Nerede bir zulüm varsa oradaki mazlumun yanına koşmuş güçlü devletlerin sahibi atalarımız, tarih sahnesinde zayıflayınca, Batı’nın sömürme konusunda gaza bastığı gerçeği inkâr edilemez…

Dayatılan tek gelişmişlik kaynağının Batı olmadığı fikrini kuvvetle ihya edemezsek, “gönüllü sömürge”liğe ikna olmanın getirdiği “mumyalaşma” halinden çıkamayız…

“İnsanlığın ileriye gitmesini istiyorsak, insanlığı Avrupa’nın yerleştirdiğinden farklı bir düzeye götürmek istiyorsak, öncü olmamız gerekiyor” diyen Fanon, farlı ihtimalleri görebilmek için dayatılandan kurtulmanın kaçınılmazlığına işaret ediyor…

Başkalarının ülkesinde, onlara ait olana “gaspçı” olarak çöken sömürgecilerin bütün ilham kaynakları, maddi çıkarlardır; gösterilmeye çalışılan ne olursa olsun…

Lakin maddi kazanca ikna olmuş sömürgeciyi, kendi ülkesinden ayrılarak başka topraklara sürükleyen, “Daha çok kazanıp, daha az harcama” ve kısa zamanda zengin olma hayali, öyle pür ve bedelsiz bir istikamet değildir…

Elbette en büyük bedeli kendi topraklarında sömürülen ödese de, artık bir daha asla hiçbir yönden -özellikle de kültürel- başladığı noktaya dönemeyecek olan sömürgecinin ödediği bedel ise “çürüme”dir…

Sömürgeciler, kendilerini “hak sahibi” olarak görmeye ikna etmiş olsalar da, gasp edilenler kadar kendileri de gaspçı olduklarının farkındalar…

Kendilerini ayrıcalıklı görmek ve yükseltmek adına karşılarındakini alçaltma, aşağılama yolunu seçseler de, içinde bulundukları hali kendilerinden gizleyemezler…

Karşılarındakini insanlık konumundan çıkararak onu yoksun bıraktıklarını düşünseler de, bunu yapmak için önce kendilerinin “insanlıktan çıkmaları gerektiği”ni hep ihtimal dışına iterler…

Bu noktada Albert Memmi şu muhteşem sözünü söylesin: “Kimse bir insana, onu önce insan olarak görmeden, köpek muamelesi yapamaz.

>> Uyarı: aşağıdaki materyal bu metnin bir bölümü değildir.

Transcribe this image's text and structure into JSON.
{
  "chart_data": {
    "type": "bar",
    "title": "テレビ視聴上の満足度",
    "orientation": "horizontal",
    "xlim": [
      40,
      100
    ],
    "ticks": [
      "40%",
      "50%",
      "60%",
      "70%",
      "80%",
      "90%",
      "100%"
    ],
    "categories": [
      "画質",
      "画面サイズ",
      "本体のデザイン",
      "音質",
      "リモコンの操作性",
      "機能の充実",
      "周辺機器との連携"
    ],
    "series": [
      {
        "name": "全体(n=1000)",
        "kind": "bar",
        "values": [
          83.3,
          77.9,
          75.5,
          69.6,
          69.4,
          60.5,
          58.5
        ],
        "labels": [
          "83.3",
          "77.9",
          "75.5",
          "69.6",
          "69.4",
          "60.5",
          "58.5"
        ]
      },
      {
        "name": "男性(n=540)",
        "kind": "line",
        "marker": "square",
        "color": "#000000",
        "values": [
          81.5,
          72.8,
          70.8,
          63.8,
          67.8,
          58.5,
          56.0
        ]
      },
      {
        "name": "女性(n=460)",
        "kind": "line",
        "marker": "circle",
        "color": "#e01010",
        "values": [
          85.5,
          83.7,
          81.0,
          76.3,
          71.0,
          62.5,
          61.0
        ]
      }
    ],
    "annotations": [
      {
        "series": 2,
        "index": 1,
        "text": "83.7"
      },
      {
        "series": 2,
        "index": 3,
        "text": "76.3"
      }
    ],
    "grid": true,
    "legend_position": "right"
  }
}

Ezilenin insanlıktan çıkarılmasının imkânsızlığı tersine döner ve ezenin yabancılaşması halini alır...”

Yine, “Çürümüş bir ideoloji, insanları konuşan hayvanlar olarak görmeye başlar. Ama boşuna!” diyen Memmi, sanki ABD’nin Vietnam’da başlayan Irak, Suriye ve genel olarak “Orta Doğu” dedikleri yerde devam eden ve bugünlerde de Afganistan kaçışıyla sembolize olan sömürgeciliğinin, nasıl bir çürümeyle sonuçlandığını, bize yıllar öncesinden müjdeler gibidir…

Kendi insanlığımızı korumanın, önce başkasının insanlığını inkâr etmemekten geçtiğini çok iyi özümsemek gerekiyor…

Aksi halde çürümüş bir fosil olarak tarihe mal olmak yeterince acınasıdır…

Bakmayın siz yansıtılan maddi ihtişama; Batı, “Yeryüzünün lanetlileri” diyerek aşağılayıp sömürdüklerinin lanetine uğramış ve manen çürümüştür…

Başkalarını güya insanlıktan çıkararak, kendisini insanlıktan çıkarmıştır…

Batı’nın insanlık adına yansıyan en net fotoğraflarından biri de işte bu çürümedir; Aylan bebekle ölümsüzleşen…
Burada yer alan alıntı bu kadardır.